Approaching ‘Competition’

I’ve noticed that you can think about competition one of two ways.

One group of people focuses their energy on besting the other competitors. The other obsessively improves their own behavior.

Here’s an example of each type:

Beat Everyone Else

Know what they’re doing at all times, then do one better.

When your competition does a promotion, you do one that’s 5% better. When they run attack ads, run attack ads right back. Monitor their every move to beat them at their own game.

If you’re better than all of your competitors then, by default, you’re the best.

Here’s an example:

Verizon isn’t communicating the intrinsic value of their service, just saying that it’s better than AT&T’s.

Beat Yourself

Improve until you can’t anymore.

You know how to do better. Focus your time on making that happen. Block out external influences.

Once you can perform at your best, ‘winning’ (as in beating an opponent) follows.

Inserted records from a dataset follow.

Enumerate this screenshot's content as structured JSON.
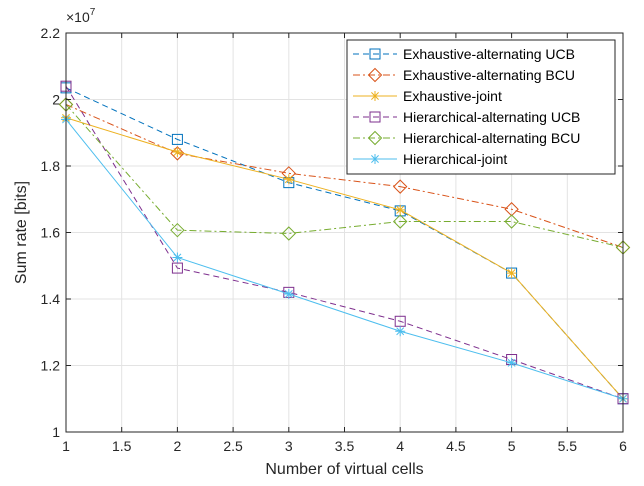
{
  "chart_data": {
    "type": "line",
    "title": "",
    "xlabel": "Number of virtual cells",
    "ylabel": "Sum rate [bits]",
    "y_exponent_label": "×10",
    "y_exponent_power": "7",
    "xlim": [
      1,
      6
    ],
    "ylim": [
      1.0,
      2.2
    ],
    "y_scale_factor": 10000000,
    "grid": true,
    "legend_position": "top-right",
    "x_ticks": [
      1,
      1.5,
      2,
      2.5,
      3,
      3.5,
      4,
      4.5,
      5,
      5.5,
      6
    ],
    "x_tick_labels": [
      "1",
      "1.5",
      "2",
      "2.5",
      "3",
      "3.5",
      "4",
      "4.5",
      "5",
      "5.5",
      "6"
    ],
    "y_ticks": [
      1.0,
      1.2,
      1.4,
      1.6,
      1.8,
      2.0,
      2.2
    ],
    "y_tick_labels": [
      "1",
      "1.2",
      "1.4",
      "1.6",
      "1.8",
      "2",
      "2.2"
    ],
    "x": [
      1,
      2,
      3,
      4,
      5,
      6
    ],
    "series": [
      {
        "name": "Exhaustive-alternating UCB",
        "color": "#0072BD",
        "dash": "dashed",
        "marker": "square",
        "values": [
          2.035,
          1.88,
          1.75,
          1.665,
          1.478,
          1.1
        ]
      },
      {
        "name": "Exhaustive-alternating BCU",
        "color": "#D95319",
        "dash": "dashdot",
        "marker": "diamond",
        "values": [
          1.985,
          1.838,
          1.778,
          1.738,
          1.67,
          1.555
        ]
      },
      {
        "name": "Exhaustive-joint",
        "color": "#EDB120",
        "dash": "solid",
        "marker": "asterisk",
        "values": [
          1.945,
          1.842,
          1.76,
          1.668,
          1.478,
          1.1
        ]
      },
      {
        "name": "Hierarchical-alternating UCB",
        "color": "#7E2F8E",
        "dash": "dashed",
        "marker": "square",
        "values": [
          2.04,
          1.493,
          1.42,
          1.333,
          1.218,
          1.1
        ]
      },
      {
        "name": "Hierarchical-alternating BCU",
        "color": "#77AC30",
        "dash": "dashdot",
        "marker": "diamond",
        "values": [
          1.985,
          1.607,
          1.597,
          1.633,
          1.633,
          1.555
        ]
      },
      {
        "name": "Hierarchical-joint",
        "color": "#4DBEEE",
        "dash": "solid",
        "marker": "asterisk",
        "values": [
          1.94,
          1.525,
          1.415,
          1.303,
          1.208,
          1.1
        ]
      }
    ]
  }
}
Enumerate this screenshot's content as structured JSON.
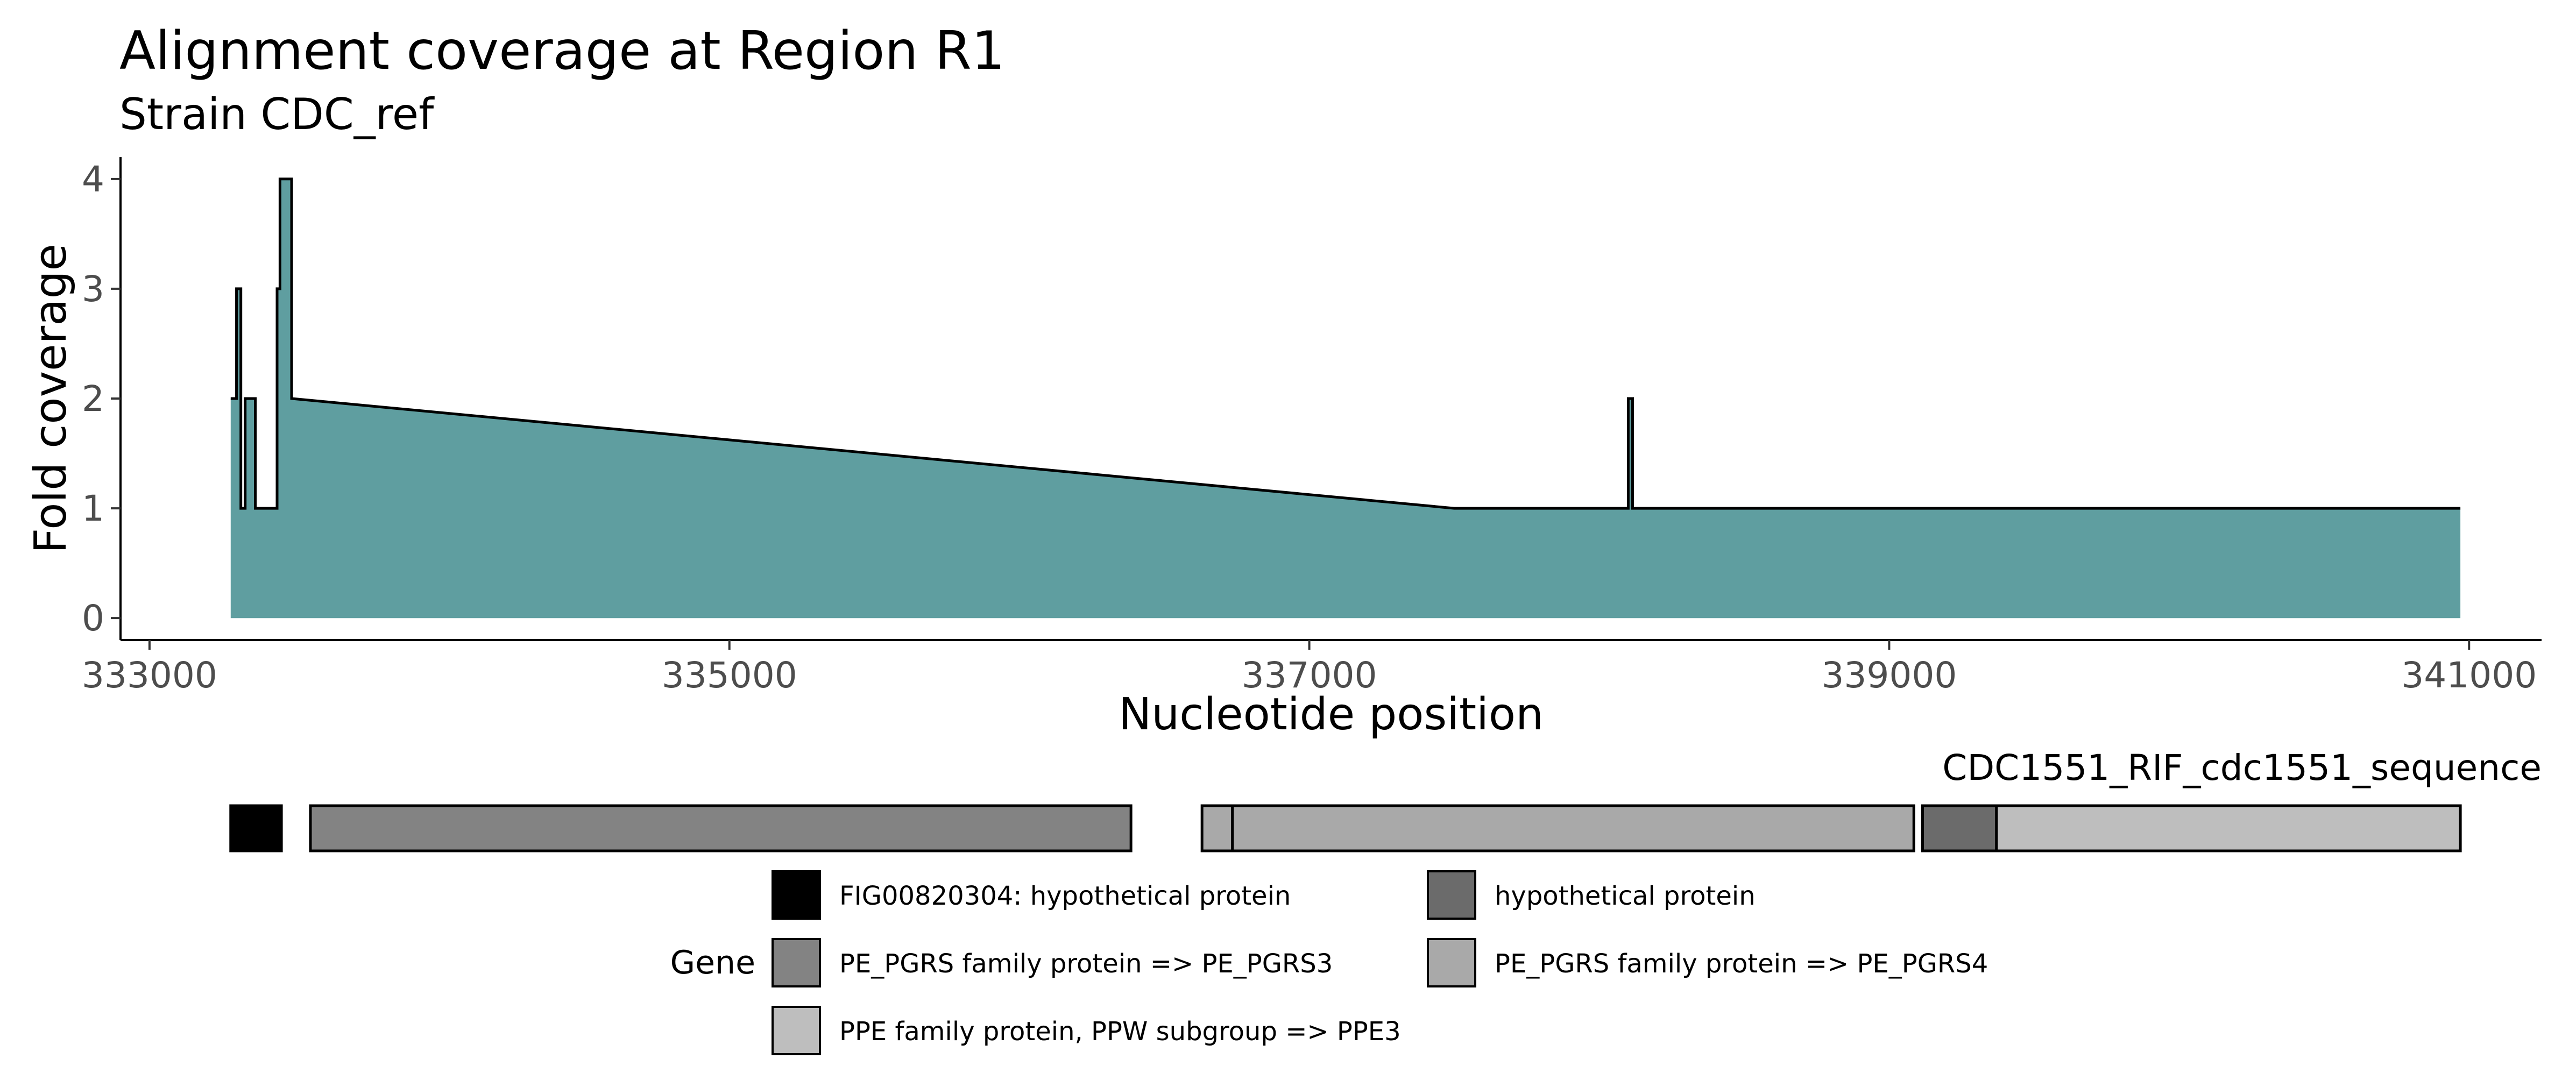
{
  "chart_data": {
    "type": "area",
    "title": "Alignment coverage at Region R1",
    "subtitle": "Strain CDC_ref",
    "xlabel": "Nucleotide position",
    "ylabel": "Fold coverage",
    "xlim": [
      332900,
      341250
    ],
    "ylim": [
      -0.2,
      4.2
    ],
    "x_ticks": [
      333000,
      335000,
      337000,
      339000,
      341000
    ],
    "y_ticks": [
      0,
      1,
      2,
      3,
      4
    ],
    "fill_color": "#5f9ea0",
    "grid": false,
    "series": [
      {
        "x": [
          333280,
          333280,
          333300,
          333300,
          333315,
          333315,
          333330,
          333330,
          333365,
          333365,
          333440,
          333440,
          333450,
          333450,
          333490,
          333490,
          337500,
          338100,
          338100,
          338115,
          338115,
          340970,
          340970
        ],
        "y": [
          0,
          2,
          2,
          3,
          3,
          1,
          1,
          2,
          2,
          1,
          1,
          3,
          3,
          4,
          4,
          2,
          1,
          1,
          2,
          2,
          1,
          1,
          0
        ]
      }
    ],
    "gene_track": {
      "label": "CDC1551_RIF_cdc1551_sequence",
      "genes": [
        {
          "start": 333280,
          "end": 333455,
          "type": "FIG00820304: hypothetical protein"
        },
        {
          "start": 333555,
          "end": 336385,
          "type": "PE_PGRS family protein => PE_PGRS3"
        },
        {
          "start": 336630,
          "end": 336735,
          "type": "PE_PGRS family protein => PE_PGRS4"
        },
        {
          "start": 336735,
          "end": 339085,
          "type": "PE_PGRS family protein => PE_PGRS4"
        },
        {
          "start": 339115,
          "end": 339370,
          "type": "hypothetical protein"
        },
        {
          "start": 339370,
          "end": 340970,
          "type": "PPE family protein, PPW subgroup => PPE3"
        }
      ]
    },
    "legend": {
      "title": "Gene",
      "position": "bottom",
      "entries": [
        {
          "label": "FIG00820304: hypothetical protein",
          "color": "#000000"
        },
        {
          "label": "hypothetical protein",
          "color": "#6b6b6b"
        },
        {
          "label": "PE_PGRS family protein => PE_PGRS3",
          "color": "#838383"
        },
        {
          "label": "PE_PGRS family protein => PE_PGRS4",
          "color": "#a9a9a9"
        },
        {
          "label": "PPE family protein, PPW subgroup => PPE3",
          "color": "#bebebe"
        }
      ]
    }
  }
}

Now watch Kobe talk about competition:

Getting “better permanently” means perfecting yourself. He doesn’t mention the competition once. It’s all about performing at the top of his game.

Which are you?

  • http://www.mcculloughdesigns.com/blog Joseph McCullough

    Generally, I don’t respond well to negative advertisement. I am a bit more tolerant of general negative advertisement (we’re better than everyone) than specific negative advertisements (we’re better than AT&T). With negative advertisements, you have to make one big leap of faith: You have to accept the already want your type of product or service. Comparing yourself with your competition does nothing for people who aren’t even convinced they want the thing you offer. Promoting yourself and showing what value you can add to the customer, however, can convince someone who had no intention of getting a product to reconsider. But then you may run into another problem: You might just convince someone to buy someone else’s product!